Sejak awal pandemi COVID-19, tes PCR di Aceh tidak dipungut biaya
Banda Aceh (ANTARA) - Satuan Tugas (Satgas) COVID-19 Pemerintah Aceh menyatakan pemeriksaan sampel usap (swab) metode polymerase chain reaction (PCR) di fasilitas kesehatan milik pemerintah di provinsi ujung barat Indonesia itu gratis sejak awal pandemi.

"Sejak awal pandemi COVID-19, tes PCR di Aceh tidak dipungut biaya," kata Juru Bicara Satgas COVID-19 Aceh Saifullah Abdulgani di Banda Aceh, Senin.

Dia menjelaskan fasilitas kesehatan yang melayani tes swab PCR secara gratis seperti di setiap Rumah Sakit Umum Daerah (RSUD), Laboratorium Kesehatan Daerah (Labkesda), dan Balai Litbangkes Kemenkes RI di Aceh.

Jubir yang akrab disapa SAG itu menambahkan bahwa untuk pasien yang memiliki gejala klinis, kemudian datang dan dirawat di RSUD Zainoel Abidin Banda Aceh maka akan langsung menjalani pemeriksaan PCR di rumah sakit plat merah tersebut, tanpa dipungut biaya.

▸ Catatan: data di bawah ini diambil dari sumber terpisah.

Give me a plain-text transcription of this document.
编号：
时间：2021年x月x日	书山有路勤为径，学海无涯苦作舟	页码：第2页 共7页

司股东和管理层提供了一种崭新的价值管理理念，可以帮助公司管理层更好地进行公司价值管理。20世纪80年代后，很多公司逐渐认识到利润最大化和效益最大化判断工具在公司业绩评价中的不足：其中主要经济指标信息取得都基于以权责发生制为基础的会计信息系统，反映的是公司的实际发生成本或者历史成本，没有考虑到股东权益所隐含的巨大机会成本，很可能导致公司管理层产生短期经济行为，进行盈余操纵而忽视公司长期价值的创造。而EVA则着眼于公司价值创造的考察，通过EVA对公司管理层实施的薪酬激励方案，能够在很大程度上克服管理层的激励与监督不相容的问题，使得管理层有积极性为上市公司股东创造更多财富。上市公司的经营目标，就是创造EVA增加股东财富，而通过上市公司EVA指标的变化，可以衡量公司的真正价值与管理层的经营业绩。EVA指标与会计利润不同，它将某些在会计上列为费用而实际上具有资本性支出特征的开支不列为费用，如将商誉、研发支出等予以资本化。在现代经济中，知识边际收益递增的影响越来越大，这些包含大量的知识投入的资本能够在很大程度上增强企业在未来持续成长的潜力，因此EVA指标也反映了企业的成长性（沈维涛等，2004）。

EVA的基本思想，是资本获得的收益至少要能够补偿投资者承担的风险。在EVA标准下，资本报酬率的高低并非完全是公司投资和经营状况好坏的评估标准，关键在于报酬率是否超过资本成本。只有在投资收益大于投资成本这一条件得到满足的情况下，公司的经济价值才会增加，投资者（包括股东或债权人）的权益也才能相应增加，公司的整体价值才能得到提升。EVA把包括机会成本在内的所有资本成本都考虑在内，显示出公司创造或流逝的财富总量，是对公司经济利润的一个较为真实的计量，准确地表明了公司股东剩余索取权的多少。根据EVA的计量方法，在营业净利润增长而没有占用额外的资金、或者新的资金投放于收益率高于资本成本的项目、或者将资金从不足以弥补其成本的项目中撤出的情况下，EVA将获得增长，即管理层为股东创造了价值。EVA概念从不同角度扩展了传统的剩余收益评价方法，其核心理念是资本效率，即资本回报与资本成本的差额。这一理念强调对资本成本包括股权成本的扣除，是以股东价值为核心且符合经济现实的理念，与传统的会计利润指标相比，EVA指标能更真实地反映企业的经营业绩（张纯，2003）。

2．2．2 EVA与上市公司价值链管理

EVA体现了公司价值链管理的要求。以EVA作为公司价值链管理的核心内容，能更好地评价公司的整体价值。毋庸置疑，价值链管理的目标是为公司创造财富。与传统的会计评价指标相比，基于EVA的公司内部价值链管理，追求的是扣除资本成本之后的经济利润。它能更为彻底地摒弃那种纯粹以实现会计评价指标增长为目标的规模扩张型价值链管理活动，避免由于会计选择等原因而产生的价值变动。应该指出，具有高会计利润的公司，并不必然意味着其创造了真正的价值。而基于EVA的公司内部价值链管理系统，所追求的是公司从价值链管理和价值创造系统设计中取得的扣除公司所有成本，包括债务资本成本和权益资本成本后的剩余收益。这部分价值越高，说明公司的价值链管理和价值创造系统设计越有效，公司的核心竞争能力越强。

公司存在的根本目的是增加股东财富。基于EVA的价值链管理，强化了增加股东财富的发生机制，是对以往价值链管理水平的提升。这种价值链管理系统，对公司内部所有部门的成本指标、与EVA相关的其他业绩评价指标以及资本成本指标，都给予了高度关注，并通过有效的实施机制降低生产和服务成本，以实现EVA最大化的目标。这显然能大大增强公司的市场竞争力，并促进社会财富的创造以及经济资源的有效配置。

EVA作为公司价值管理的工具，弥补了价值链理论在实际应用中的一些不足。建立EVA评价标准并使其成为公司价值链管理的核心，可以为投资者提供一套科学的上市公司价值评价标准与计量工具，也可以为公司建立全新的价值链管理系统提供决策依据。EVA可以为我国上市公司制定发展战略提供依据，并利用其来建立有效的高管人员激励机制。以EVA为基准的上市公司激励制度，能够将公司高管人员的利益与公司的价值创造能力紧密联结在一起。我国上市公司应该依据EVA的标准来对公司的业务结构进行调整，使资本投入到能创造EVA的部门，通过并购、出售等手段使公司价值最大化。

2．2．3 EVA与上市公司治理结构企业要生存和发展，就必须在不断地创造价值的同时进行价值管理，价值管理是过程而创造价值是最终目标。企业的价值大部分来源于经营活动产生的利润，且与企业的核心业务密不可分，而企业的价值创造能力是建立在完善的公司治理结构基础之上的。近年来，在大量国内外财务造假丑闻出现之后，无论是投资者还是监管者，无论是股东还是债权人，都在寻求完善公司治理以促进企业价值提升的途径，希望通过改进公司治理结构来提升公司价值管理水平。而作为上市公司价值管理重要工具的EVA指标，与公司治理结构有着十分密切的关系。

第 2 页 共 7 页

Sementara bagi pasien, kontak erat COVID-19 dari seluruh RSUD dalam 23 kabupten/kota di daerah Tanah Rencong itu akan menjalani pemeriksaan swab PCR di Laboratorium Kesehatan Daerah (Labkesda) Aceh dan Balitbangkes Kemenkes RI di Aceh.

Kemudian, pemeriksaan gratis swab PCR juga berlaku bagi setiap pelaku perjalanan dari daerah berjuluk Serambi Mekkah itu.

"Sedangkan bagi pelaku perjalanan pemeriksaan PCR di Labkesda Aceh," kata SAG.

Sebelumnya, Presiden Joko Widodo meminta agar harga maksimal tes "PCR" (polymerase chain reaction) untuk mendeteksi COVID-19 adalah sebesar Rp550 ribu dan hasilnya dapat diketahui maksimal 1x24 jam.

"Saya sudah berbicara dengan Menteri Kesehatan mengenai hal ini, saya minta agar biaya tes 'PCR' ini berada di kisaran antara Rp450 ribu sampai Rp550 ribu," kata Presiden Jokowi melalui kanal "Youtube" Sekretariat Presiden Jakarta, Minggu (15/8).

Tes PCR merupakan metode pemeriksaan virus SARS CoV-2 dengan mendeteksi DNA virus. WHO juga merekomendasikan metode tes PCR untuk mendeteksi COVID-19.

"Selain itu saya minta juga agar tes PCR bisa diketahui hasilnya dalam waktu maksimal 1x24 jam, kita butuh kecepatan," kata Presiden.

Presiden berharap dengan rentang harga tersebut maka tes COVID-19 akan semakin banyak.

"Salah satu cara untuk memperbanyak testing adalah dengan menurunkan harga tes PCR," ujar Presiden menambahkan.